James Flournoy, the Republican candidate for California secretary of state in 1970 who was the first African American nominated by either major party for a partisan statewide office, has died. He was 93.
Flournoy died Feb. 21 of heart failure at his home in Moreno Valley, his wife, Marilyn, said Tuesday. He had been in failing health for the last year, she said.
Flournoy, a prominent lawyer in Los Angeles for decades, was one of the few black politicians in the GOP at the time.
“He was fairly moderate, pragmatic and a delightful person to be around with a great sense of humor,” said Stuart K. Spencer, a political consultant who has been involved in nearly every California election since the 1960s.
Flournoy came to statewide attention when he gained the GOP nomination for secretary of state and ran against a young member of the Los Angeles Community College board of trustees, Jerry Brown.
Brown beat Flournoy by nearly 300,000 votes to win his first statewide election. He went on to forge a diverse political career that has included two terms as California governor, two terms as mayor of Oakland and unsuccessful runs for the Democratic nomination for president and the U.S. Senate. Now the state attorney general, he is campaigning for a third term as governor.
“He was a wonderful man and a true gentleman,” Brown told The Times on Tuesday.
Although Flournoy lost the 1970 race, California history was made in that same election when Wilson C. Riles became the first African American to be elected to the nonpartisan post of state superintendent of public instruction.
Political observers remembered Flournoy as always willing to carry the Republican banner in difficult races. After losing to Brown in 1970, he ran for state controller in 1974 but lost the nomination.
Flournoy’s 1974 primary campaign was marked by seemingly intentional name confusion as he ran for the same post that was being vacated after two terms by fellow Republican Houston Flournoy, who was running for governor against Brown.
“To say we didn’t think about it would be kidding you,” James Flournoy commented to The Times on the name issue.
But running in the wake of voter distrust over the Watergate scandal, he told The Times’ George Skelton, “The name may cancel itself out. Being an incumbent this year is not necessarily an advantage. There’s a feeling to throw all the incumbents out.”
Flournoy never got to the general election, however, losing to former Assemblyman Bill Bagley by nearly 350,000 votes in the June primary. Bagley lost to Ken Cory in the general election.
James Flournoy did better in 1982, gaining the GOP nomination for controller but losing to incumbent Cory by more than 1.5 million votes.
Flournoy was born on his father’s farm in Como, Texas, on Dec. 12, 1915. After completing high school in Texarkana, Ark., he graduated from Bishop College in Marshall, Texas, with a degree in chemistry.
He was a high school math and science teacher and basketball coach in Texas and married his first wife, Lovelia Johnson.

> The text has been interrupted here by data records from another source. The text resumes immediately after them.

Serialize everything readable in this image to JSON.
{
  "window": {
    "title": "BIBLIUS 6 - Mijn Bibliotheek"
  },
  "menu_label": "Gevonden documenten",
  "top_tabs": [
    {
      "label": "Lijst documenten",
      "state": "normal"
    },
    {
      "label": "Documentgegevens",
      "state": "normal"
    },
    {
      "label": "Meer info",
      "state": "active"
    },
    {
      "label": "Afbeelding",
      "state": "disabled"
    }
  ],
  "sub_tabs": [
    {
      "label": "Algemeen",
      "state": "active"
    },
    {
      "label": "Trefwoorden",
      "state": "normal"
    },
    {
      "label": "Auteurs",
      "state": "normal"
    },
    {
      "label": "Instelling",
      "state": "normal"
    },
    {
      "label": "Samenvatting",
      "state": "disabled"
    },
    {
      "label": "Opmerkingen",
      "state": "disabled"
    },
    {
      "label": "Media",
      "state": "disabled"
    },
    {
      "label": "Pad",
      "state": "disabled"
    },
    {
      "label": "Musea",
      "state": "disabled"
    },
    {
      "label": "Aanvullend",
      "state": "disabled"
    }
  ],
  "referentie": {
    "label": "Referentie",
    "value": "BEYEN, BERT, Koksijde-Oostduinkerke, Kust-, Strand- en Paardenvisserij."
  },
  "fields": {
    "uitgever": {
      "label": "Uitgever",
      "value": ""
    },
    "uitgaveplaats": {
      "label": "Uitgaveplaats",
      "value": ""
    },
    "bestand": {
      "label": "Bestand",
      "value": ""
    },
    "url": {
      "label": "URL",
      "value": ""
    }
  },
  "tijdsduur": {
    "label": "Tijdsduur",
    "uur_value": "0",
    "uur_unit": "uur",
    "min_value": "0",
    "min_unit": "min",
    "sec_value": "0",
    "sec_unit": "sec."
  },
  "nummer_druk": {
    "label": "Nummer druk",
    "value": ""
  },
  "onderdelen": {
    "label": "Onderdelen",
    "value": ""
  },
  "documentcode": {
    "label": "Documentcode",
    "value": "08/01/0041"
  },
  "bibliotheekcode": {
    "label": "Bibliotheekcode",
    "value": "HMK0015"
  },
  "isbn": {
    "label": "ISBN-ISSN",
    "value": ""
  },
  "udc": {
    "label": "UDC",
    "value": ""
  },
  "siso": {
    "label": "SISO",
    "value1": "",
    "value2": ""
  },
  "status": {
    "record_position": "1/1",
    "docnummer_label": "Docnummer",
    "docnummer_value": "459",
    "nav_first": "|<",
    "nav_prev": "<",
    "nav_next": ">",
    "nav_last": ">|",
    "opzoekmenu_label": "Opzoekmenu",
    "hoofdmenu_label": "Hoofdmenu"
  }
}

They were married 40 years, until her death in 1981. The Los Angeles school where she served as principal was subsequently named after her.
Flournoy served in the Army during World War II, and the couple moved to Southern California after the war. He earned a law degree at Southwestern University Law School and went into private law practice specializing in workers’ compensation issues.
In 1962, he ran unsuccessfully for a seat on the state Board of Equalization. In 1966, he lost in the GOP primary for the 31st Congressional District.
After Flournoy lost to Brown in 1970, then-Gov. Ronald Reagan appointed him to what was then called the Workman’s Compensation Appeals Board. He later served as deputy director of the state Department of Motor Vehicles.
Active in community affairs, Flournoy was one of the founders and served as board chairman of the Watts YMCA and served on the board of trustees of his alma mater, Bishop College.
He was also active in voter education projects.
After retirement, Flournoy and his second wife moved to Moreno Valley in 1994 and he became a member of the Riverside County Lincoln Club.
In addition to his wife, he is survived by his daughter, Alicia Haynes; son, George Jackson; and four grandchildren.
A visitation service will be held Friday at 7 p.m. at Calvary Baptist Church, 4911 W. 59th St., Los Angeles. The funeral will be held there Saturday at 11 a.m. Flowers may be sent to Harrison Ross Mortuary, 4601 S. Crenshaw Blvd., Los Angeles, CA 90043.